Figures 2 and 3 show the different cell populations measured by FC (total, metabolically active, dead, and damaged double-stained cells), plate counting (viable cells), and OD evolution (expressed as dry weight in g · liter⁻¹) throughout yeast and bacterial growth curves, respectively. As previously mentioned, cell concentration determined by FC was expressed in g · liter⁻¹ using a calibration curve (DRAQ5 staining versus dry weight) calculated for yeast and bacteria.

FIG. 2.

Experimental results for yeast growth over time. Total cells ▴, metabolically active cells ▵, viable cells (•), dead (□), and double-stained (×) cells are expressed in g · liter⁻1 in the main y axis. Total biomass expressed as dry weight (g · liter⁻¹) (⧫) is shown in the secondary y axis.

FIG. 3.

Experimental results for bacteria growth with time. Total cells (▴), active cells (▵), viable cells (•), dead cells (□), and double-stained (×) cells are expressed in g · liter⁻¹ in the main y axis. Total biomass is expressed as dry weight (g · liter⁻¹) (⧫) in the secondary y axis.

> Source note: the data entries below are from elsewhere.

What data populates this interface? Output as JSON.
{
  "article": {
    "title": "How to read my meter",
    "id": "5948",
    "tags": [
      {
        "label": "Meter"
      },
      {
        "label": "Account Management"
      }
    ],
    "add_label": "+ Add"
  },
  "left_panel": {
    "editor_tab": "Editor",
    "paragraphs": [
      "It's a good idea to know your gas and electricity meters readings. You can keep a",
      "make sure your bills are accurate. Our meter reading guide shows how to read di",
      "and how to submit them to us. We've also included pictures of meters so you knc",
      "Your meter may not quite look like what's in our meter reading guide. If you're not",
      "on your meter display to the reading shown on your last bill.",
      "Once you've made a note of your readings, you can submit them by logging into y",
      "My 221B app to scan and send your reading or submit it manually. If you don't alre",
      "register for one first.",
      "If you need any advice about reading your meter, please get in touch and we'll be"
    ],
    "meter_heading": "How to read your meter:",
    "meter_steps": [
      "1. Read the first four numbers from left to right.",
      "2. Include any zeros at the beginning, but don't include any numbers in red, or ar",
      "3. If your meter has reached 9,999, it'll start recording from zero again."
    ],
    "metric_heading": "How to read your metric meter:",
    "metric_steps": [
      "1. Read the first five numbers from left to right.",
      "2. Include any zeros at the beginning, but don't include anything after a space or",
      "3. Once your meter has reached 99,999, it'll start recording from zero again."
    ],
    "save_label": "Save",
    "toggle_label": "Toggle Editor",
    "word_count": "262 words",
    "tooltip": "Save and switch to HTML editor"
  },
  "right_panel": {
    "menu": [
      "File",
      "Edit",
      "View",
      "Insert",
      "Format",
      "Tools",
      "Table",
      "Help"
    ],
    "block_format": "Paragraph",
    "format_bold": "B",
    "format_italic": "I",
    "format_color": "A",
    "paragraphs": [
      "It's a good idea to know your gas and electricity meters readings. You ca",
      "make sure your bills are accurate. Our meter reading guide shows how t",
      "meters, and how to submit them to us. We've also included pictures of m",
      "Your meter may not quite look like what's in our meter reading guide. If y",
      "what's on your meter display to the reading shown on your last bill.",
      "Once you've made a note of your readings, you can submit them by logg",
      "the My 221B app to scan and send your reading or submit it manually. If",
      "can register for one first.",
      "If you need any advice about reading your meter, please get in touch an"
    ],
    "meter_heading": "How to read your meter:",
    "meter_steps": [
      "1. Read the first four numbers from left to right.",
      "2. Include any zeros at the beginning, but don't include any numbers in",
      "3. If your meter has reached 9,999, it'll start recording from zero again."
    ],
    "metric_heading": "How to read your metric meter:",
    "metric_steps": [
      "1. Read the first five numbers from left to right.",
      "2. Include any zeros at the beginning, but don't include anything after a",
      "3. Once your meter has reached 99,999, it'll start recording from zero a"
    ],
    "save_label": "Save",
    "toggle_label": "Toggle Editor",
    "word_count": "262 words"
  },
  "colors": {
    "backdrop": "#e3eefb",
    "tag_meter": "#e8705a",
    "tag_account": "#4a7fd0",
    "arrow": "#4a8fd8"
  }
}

In Fig. 2, yeast biomass (expressed as dry weight) and the number of total cells (obtained by FC) increased until stationary phase was reached (at 63 h). At the beginning of this stage, total biomass values calculated by both techniques were of the same order, 10 and 15 g · liter⁻¹ by OD and FC, respectively. From this point, biomass values were maintained at a constant level all through the stationary phase, although small oscillations were observed, probably due to sample handling. The mechanisms by which yeast cells survive prolonged periods of nutrient limitation and resume proliferation remain unclear (64). The same authors considered that the ability to maintain viability without added nutrients is likely to be the most rigorous physiological definition of entry into stationary phase.

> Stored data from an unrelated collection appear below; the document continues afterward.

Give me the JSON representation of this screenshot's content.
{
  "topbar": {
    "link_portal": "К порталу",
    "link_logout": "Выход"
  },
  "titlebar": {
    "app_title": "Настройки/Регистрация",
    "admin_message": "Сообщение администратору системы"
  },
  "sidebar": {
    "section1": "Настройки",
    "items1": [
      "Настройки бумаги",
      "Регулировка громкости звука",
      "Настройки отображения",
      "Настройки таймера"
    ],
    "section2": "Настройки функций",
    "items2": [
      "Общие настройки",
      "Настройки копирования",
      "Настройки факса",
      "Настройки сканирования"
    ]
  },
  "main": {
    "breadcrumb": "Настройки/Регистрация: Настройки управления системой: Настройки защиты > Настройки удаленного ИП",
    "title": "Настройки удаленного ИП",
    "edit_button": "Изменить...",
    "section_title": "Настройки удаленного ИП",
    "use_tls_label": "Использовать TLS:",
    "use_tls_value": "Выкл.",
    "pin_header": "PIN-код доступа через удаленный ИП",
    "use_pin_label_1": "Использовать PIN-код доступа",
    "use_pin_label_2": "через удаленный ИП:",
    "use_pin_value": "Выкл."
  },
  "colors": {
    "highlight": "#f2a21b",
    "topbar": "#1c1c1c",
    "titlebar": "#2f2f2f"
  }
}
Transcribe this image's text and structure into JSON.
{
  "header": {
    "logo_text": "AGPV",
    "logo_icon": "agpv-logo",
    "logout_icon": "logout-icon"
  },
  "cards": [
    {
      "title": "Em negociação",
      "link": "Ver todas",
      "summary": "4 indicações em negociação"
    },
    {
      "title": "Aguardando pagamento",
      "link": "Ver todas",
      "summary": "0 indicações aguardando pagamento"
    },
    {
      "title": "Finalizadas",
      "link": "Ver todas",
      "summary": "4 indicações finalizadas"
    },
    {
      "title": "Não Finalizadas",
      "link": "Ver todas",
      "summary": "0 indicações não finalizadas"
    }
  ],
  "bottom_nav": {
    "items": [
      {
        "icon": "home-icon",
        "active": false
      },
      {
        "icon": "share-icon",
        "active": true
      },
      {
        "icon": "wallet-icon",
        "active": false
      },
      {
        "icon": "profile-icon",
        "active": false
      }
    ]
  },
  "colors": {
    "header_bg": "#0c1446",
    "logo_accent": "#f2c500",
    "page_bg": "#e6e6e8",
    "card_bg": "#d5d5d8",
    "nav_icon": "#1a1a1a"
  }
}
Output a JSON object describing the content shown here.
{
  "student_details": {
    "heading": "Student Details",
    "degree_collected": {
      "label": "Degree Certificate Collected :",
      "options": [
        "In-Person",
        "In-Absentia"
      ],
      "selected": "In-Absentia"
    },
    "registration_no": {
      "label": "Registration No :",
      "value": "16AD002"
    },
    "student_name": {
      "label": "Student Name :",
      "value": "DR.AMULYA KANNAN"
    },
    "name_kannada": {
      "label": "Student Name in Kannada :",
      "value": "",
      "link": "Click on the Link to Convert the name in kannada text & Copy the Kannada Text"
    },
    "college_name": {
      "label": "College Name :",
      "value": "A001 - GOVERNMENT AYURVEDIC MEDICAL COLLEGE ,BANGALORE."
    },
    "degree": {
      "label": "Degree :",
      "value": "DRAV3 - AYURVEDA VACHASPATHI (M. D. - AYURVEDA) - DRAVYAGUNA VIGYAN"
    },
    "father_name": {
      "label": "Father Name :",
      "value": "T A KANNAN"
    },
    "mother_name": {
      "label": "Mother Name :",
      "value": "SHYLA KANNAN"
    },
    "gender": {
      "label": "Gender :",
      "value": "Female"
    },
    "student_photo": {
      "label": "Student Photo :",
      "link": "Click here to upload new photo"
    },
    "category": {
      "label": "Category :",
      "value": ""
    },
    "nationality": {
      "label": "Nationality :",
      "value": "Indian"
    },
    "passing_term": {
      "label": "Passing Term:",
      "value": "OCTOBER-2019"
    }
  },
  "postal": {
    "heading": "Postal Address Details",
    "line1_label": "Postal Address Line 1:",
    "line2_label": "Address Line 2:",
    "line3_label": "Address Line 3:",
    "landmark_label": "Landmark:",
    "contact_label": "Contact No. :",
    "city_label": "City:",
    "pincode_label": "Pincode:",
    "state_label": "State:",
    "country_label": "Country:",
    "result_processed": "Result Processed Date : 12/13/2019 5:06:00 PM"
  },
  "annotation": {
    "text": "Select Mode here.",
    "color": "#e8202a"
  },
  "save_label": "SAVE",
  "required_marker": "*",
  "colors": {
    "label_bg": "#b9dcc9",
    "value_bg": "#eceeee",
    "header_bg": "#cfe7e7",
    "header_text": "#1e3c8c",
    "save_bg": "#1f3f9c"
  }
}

It should be noted that the population of active yeast cells (CV6 stained) as determined by FC was very close to the total cell number (DRAQ5 stained), and there was no evidence of PI-stained or doubled-stained cells in yeast growing at exponential phase (using a commercial active dried form as inoculum). An increase in cell viability and in cells showing metabolic activity was observed until 63 h, although only ∼30 to 34% of metabolically active cells were capable of forming colonies on solid medium. Not only metabolic activity but also yeast culturability were maintained over time until 358 h of incubation (during stationary phase). At this time, 90.4% of total cells were stained with CV6, but only 33.7% were culturable on solid medium. In addition, PI-stained and double-stained cells were 1.9% and 2.2% of the total number, respectively.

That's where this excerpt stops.